Retail associations fight back

Four business and grocery groups have joined forces to call for the end of the anti-competitive behaviour by the grocery chains.Resource1

The Independent Retailers of Australia, made up of the Australian Retailers Association (ARA), Master Grocers Australia (MGA), Australian Newsagents Federation (NRF), and the Council of Small Business Australia (COSBOA), is protesting against cross-subsidised fuel and grocery deals.

According to Independent Retailers of Australia, this activity hurts other fuel operators and makes consumers captives to the chains’ supermarkets.

Speaking on behalf of the group, Russell Zimmerman, executive director of the ARA, said that consumers and retailers are sick of this abuse of power by the supermarket chains and that the long term anti-competitive outcome is not camouflaged by the short term discount.

“We support the ACCC chairman, Rod Sims’, comments that if the chains want to give a discount, they should simply reduce the price of the product in the supermarket,” said Zimmerman.

In 2004, then ACCC chairman, Graeme Samuel, flagged fuel shopper dockets as being a potential issue.

“This concern was identified when the discount levels were around four cents per litre,” said Zimmerman. “This year we have seen the supermarket chains offering 20 cents, 25 cents, 30 cents, 40 cents, and upwards of 45 cents per litre discounts.

“Rod Sims has said he is looking at the schemes very carefully.
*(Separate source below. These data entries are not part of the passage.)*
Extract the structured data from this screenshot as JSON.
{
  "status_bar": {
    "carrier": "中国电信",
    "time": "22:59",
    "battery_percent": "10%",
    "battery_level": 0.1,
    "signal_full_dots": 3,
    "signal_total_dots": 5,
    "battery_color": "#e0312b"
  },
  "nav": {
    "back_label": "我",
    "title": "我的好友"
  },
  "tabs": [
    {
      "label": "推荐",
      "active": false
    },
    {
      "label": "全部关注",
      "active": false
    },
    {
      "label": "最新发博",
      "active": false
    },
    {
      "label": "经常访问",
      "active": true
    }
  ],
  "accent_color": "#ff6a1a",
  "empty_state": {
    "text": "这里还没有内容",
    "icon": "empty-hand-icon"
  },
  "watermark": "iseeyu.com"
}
The deeper levels of fuel discounts means fuel being sold below cost, which of course is illegal. He has urged the chains in the past to limit their discounts to food and groceries, expressing concern at the size of petrol subsidies from their grocery businesses.
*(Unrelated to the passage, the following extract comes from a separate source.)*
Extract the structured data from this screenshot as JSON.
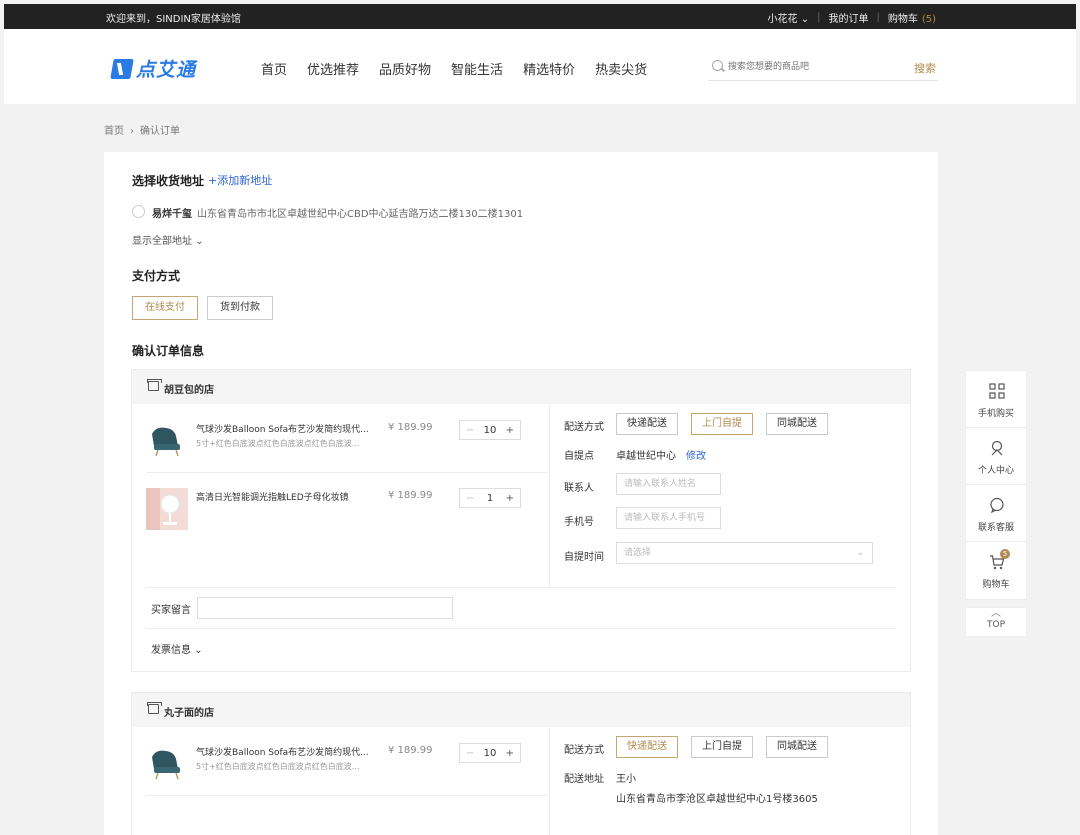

“With fuel margins of around five cents a litre, it is impossible to give 45 cents a litre discounts and still be profitable.

“Our appeal is to both the Government and the Opposition to stand up for the consumers in Australia; pledge their support to assist the ACCC to take on these two behemoths once and for all. If something is not done now there will only be two major competitors in every industry in this country.

“You only have to look to Darwin to see what happens when the independent businesses are taken out of a market. The chains dominate the Darwin fuel market, the city suffers the highest retail price and highest margins in Australia,” Zimmerman said.

As well as appealing directly to both the major political parties to pledge their support for the ACCC to take on the chains, Independent Retailers Australia has taken out full page advertisements in metropolitan newspapers.

The Australian National Retailers Association (ANRA) CEO, Margy Osmond, has defended the shopper docket scheme, saying Australia’s major supermarkets have invested hundreds of millions of dollars in fuel price savings through shopper dockers, helping familiies manage cost of living pressures.

ANRA members include both Coles and Woolworths.

“Competition is good for consumers and the strong competition already evident in the market has meant lower prices,” Osmond said.

“Shopper docket schemes have the approval of the ACCC and a range of retailers, including IGA stores, offer them as recognition of customer loyalty.

“The major supermarkets respect the integrity of the process and the independence of the ACCC inquiry currently underway and therefore consider it inappropriate to comment any further on the issue,” she said.

Peter Strong, CEO of COSBOA, said that nowhere else in the world had two companies (Coles and Woolwotths) managed to control so much market share across so many industries.

“As if it wasn’t bad enough that the chains control 80 per cent of the dry packaged grocery sector, when you add in general merchandising, hotels, gaming machines, fresh food, liquor retailing and now petrol retailing – someone has got to stand up for the independent retailers. These cross-subsidised fuel dockets are the last straw,” Strong said.